Over four years of reflecting on my relationships, I’ve come to the conclusion that many of the unpleasant situations I’ve written about might have been avoided if I’d just tried a little harder. I might not have hurt my best friend’s feelings had I taken the time to consider his point of view. I might have received a better grade in the class had I gone to office hours more often and cultivated a relationship with the professor. Building connections takes work: psychological, physical, and spiritual. Nevertheless, we so often forget this — so often, in fact, that I’ve made a column out of it.

As quarantine goes on and our friendships feel ever more distant, this message becomes increasingly timely — especially for seniors, who won’t have the luxury of returning to their friendships in the fall. Now, more than ever, we need to show our friends, significant others, lab TAs, and professors that we care. Send them a quick email or text. Send them a package that you know will make them smile. Have a meal together over video call. Work on your theses together. Synchronously work out. That effort will make a difference: no relationship can survive without both involved parties putting in the work it requires, just as a flower cannot grow without both sun and water.

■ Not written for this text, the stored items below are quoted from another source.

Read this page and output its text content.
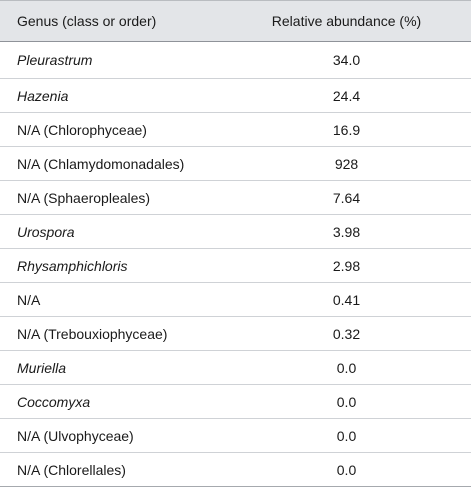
Genus (class or order)	Relative abundance (%)
Pleurastrum	34.0
Hazenia	24.4
N/A (Chlorophyceae)	16.9
N/A (Chlamydomonadales)	928
N/A (Sphaeropleales)	7.64
Urospora	3.98
Rhysamphichloris	2.98
N/A	0.41
N/A (Trebouxiophyceae)	0.32
Muriella	0.0
Coccomyxa	0.0
N/A (Ulvophyceae)	0.0
N/A (Chlorellales)	0.0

In the last few weeks of my undergraduate career, I have been looking at all of the “flowers” I’ve planted, and wishing I’d done a better job. There were times I didn’t spend enough time with a particular person, and times when I didn’t reach out enough to someone else. Conversely, there were times when individuals didn’t make enough of an effort to spend time with me — and, eventually, I got fed up with having to be the one to put in the effort every time.

With that said, I’m not sure that there’s anything I’d change. I’ve learned a lot, and I kept the relationships that enhanced (rather than drained) my life the most. My only hope is that others will be able to learn from my mistakes over the past four years and cultivate the tools to preserve the connections they make with the precious people in their lives.